A. We made good strategic actions on the Ukrainian market last year, so the share of our export has not been reduced. We started cooperation with two new importing companies last year, while previously it was only one. These new importers are national trade chains. While our first trade partner reduced realization by 40%, we managed to keep things balanced with the help of two others. We do not expect any growth this year in Ukraine , but maintaining the same figures as 2013 will be considered a good result against the background of the ongoing unrest. Ukraine is a complicated market for us. We faced difficulties there in 2009 when the Hryvnia got significantly devaluated. The past decade has been quite difficult for Georgian exporters in general. However, it has taught us well. After all, what doesn’t kill you, makes you stronger! We are optimistic that the situation in Ukraine will become stable after the elections this year and that a period of improvement will begin.
Q. All the difficulties that you have experienced have been linked to post Soviet countries. At the same time we have a very stable EU market. So why remain so strongly linked to the comparatively unpredictable and risky post Soviet markets?
A. The western market is very stable. We are also present on its markets. However, its total share of export is low, around 15%. Its stability covers consumption habits and attitudes. Accordingly, switching them quickly to something new is not characteristic of this market’s nature. It takes a long time to attract attention, gain their interest, establish yourself and further expand your share step-by-step. Indeed, Georgia has made huge progress regarding the increase of awareness of Georgian wine among foreigners. There are currently no experts in the world who do not know of Georgia’s merit in the history of wine. They study our technologies. There is huge interest in the Kakhetian method of winemaking via Kvevri. So, the awareness already exists, winemakers have contacts, and the last step is just to increase popularity among customers. Georgian wine meets all the demands for competing on global markets. We hope that Georgian wine will also maintain its competitive price. Price stability is very important. Contrary to Russians, Europeans are more sensitive towards prices. If the price increase will be repeated this year, it will have a negative impact on the industry.

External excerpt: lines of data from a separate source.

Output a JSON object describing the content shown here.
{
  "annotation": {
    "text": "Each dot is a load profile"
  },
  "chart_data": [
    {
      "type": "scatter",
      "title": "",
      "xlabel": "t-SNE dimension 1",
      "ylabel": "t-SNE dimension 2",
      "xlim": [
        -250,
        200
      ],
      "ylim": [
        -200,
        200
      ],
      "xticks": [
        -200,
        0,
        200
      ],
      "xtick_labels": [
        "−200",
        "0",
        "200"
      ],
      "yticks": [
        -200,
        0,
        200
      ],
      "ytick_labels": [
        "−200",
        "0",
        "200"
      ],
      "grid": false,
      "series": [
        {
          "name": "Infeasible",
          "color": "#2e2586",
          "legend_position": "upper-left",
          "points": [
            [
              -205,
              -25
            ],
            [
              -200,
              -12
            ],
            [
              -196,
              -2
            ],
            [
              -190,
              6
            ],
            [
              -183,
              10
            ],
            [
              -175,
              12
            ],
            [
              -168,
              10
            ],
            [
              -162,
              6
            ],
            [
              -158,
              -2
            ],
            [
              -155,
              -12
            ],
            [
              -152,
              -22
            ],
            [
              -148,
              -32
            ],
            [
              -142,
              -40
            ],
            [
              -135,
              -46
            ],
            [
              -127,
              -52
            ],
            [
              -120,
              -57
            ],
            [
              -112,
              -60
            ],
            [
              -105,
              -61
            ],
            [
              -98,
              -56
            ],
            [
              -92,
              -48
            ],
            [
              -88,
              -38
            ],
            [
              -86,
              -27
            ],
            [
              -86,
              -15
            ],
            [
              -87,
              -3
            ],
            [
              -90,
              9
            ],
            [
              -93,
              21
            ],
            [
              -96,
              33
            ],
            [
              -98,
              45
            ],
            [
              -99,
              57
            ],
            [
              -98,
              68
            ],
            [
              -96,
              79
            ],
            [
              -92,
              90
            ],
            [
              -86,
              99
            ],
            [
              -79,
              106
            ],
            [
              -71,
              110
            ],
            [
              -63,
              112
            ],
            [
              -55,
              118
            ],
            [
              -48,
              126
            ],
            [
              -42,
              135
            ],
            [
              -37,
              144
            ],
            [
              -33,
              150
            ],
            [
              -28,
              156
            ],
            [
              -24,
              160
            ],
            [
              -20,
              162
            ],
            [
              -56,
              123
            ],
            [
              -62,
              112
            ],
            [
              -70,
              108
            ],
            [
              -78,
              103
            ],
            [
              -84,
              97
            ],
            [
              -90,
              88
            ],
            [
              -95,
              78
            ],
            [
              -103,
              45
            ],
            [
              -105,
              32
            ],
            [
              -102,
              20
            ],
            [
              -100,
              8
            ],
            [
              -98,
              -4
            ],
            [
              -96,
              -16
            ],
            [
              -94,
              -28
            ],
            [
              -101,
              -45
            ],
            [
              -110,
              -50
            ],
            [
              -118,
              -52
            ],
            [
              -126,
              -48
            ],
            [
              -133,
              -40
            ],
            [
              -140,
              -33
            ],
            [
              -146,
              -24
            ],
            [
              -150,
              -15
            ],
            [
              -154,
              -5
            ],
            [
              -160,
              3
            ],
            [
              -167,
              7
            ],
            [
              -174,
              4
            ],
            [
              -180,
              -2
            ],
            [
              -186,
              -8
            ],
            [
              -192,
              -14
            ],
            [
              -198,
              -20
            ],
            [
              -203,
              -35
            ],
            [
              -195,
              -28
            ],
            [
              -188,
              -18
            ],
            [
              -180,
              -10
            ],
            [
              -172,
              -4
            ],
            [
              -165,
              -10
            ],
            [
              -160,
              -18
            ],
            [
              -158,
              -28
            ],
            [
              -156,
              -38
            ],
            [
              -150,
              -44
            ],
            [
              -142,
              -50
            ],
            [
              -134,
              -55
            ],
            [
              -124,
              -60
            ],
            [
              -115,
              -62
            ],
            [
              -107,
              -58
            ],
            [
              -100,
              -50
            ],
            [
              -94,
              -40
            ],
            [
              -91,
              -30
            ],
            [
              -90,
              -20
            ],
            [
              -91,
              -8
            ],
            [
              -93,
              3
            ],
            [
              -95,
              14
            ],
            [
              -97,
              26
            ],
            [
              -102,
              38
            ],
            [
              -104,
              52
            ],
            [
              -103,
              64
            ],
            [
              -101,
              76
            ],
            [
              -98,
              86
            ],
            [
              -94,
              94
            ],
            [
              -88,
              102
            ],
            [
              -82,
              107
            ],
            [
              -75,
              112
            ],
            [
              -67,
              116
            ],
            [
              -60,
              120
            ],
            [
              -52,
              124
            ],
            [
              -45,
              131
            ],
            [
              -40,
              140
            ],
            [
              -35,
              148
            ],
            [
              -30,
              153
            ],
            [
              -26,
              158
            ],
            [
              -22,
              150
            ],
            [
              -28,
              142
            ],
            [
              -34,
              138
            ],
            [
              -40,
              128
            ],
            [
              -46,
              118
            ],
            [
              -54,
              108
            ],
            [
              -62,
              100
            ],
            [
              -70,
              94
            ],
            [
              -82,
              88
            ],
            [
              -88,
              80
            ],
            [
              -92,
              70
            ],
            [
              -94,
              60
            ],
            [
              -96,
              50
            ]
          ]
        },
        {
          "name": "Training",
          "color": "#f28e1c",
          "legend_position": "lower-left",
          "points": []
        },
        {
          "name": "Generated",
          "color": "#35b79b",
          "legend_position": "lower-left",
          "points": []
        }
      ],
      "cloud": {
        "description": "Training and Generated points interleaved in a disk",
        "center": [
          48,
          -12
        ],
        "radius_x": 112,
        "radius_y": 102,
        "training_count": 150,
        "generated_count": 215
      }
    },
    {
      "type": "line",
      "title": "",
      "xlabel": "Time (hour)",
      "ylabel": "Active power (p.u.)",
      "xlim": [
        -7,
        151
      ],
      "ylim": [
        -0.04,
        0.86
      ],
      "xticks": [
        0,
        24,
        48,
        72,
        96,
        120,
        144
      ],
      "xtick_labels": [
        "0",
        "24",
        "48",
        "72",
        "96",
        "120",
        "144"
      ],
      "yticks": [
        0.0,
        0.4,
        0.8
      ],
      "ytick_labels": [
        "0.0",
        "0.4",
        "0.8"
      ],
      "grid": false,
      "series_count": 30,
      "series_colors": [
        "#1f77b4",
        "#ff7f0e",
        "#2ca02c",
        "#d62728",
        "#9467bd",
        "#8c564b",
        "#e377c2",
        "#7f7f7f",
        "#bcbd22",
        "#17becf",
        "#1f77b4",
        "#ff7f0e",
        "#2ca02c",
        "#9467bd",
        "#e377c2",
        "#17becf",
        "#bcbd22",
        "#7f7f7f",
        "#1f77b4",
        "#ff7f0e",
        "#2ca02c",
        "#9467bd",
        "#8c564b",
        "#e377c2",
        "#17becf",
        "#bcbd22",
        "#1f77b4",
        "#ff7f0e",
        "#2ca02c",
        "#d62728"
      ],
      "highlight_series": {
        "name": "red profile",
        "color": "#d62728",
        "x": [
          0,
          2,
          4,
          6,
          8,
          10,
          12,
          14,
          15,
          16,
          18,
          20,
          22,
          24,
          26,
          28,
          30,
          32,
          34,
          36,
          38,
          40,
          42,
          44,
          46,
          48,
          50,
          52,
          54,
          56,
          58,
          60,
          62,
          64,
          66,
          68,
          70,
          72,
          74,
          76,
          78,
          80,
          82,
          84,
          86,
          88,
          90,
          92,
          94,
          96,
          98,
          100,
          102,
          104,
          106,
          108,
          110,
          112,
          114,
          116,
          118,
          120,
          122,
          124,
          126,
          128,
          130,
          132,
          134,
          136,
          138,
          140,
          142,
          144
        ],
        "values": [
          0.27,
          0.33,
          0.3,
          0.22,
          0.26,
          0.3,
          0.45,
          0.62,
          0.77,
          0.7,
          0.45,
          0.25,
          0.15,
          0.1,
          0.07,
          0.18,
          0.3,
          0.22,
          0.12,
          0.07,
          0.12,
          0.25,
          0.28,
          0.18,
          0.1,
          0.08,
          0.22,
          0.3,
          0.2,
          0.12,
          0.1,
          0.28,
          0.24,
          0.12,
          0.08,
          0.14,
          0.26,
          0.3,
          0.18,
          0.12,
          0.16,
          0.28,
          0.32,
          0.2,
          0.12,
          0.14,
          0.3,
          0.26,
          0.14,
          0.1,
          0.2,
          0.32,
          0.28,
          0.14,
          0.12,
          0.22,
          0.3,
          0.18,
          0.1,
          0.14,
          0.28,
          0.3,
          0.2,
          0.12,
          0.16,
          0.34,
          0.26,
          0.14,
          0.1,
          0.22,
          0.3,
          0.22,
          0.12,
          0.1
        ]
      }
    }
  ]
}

The average export price of a bottle of Georgian wine is USD 3.5.
Q. What is the share of Georgian wine on the Russian market?
A. According to 1Q 2014 data, Georgia is the third largest wine importer on the Russian market, following France and Italy. Georgia recently outstripped Spain.
Q. The Government’s intervention in the process of vintage was the main problem before the political changes of 2012. Has this trend changed recently?
A. Government intervention in vintage has always been a sensitive issue. As before the opening of the Russian market the harvest of grape exceeded demand, the Government was purchasing the surplus. We partly have the same situation with white grapes. The method has changed though and the Government has not interfered in stating the price which has been very good for us. Last year’s vintage was well-managed as the Government was actively communicating with the representatives of the sector.
Q. What are your plans for 2014?
A. In 2014 we plan to expand realization by 30-35%. We already had great growth in 1Q 2014 in comparison with the same period last year. We plan to produce more than 5 million bottles this year. Kazakhstan, Poland, China and the Baltic states are characterized by the biggest growth dynamic.
Q. What are the outstanding features of Georgian wine?
A. Georgian wine is unique. Georgian grapes give it an exceptional aroma and taste. It has a strong and memorable taste and combines well with a variety of dishes. The specific type of grape and its region is the main determining factor for foreign customers when choosing wine. Georgian wine is a good discovery for those who are searching for something different. I have never met a customer who has tasted Georgian wine and then not returned to it. Tbilvino is the largest exporter of Georgian wine. This shows that Tbilvino is the favourite Georgian wine of foreigners.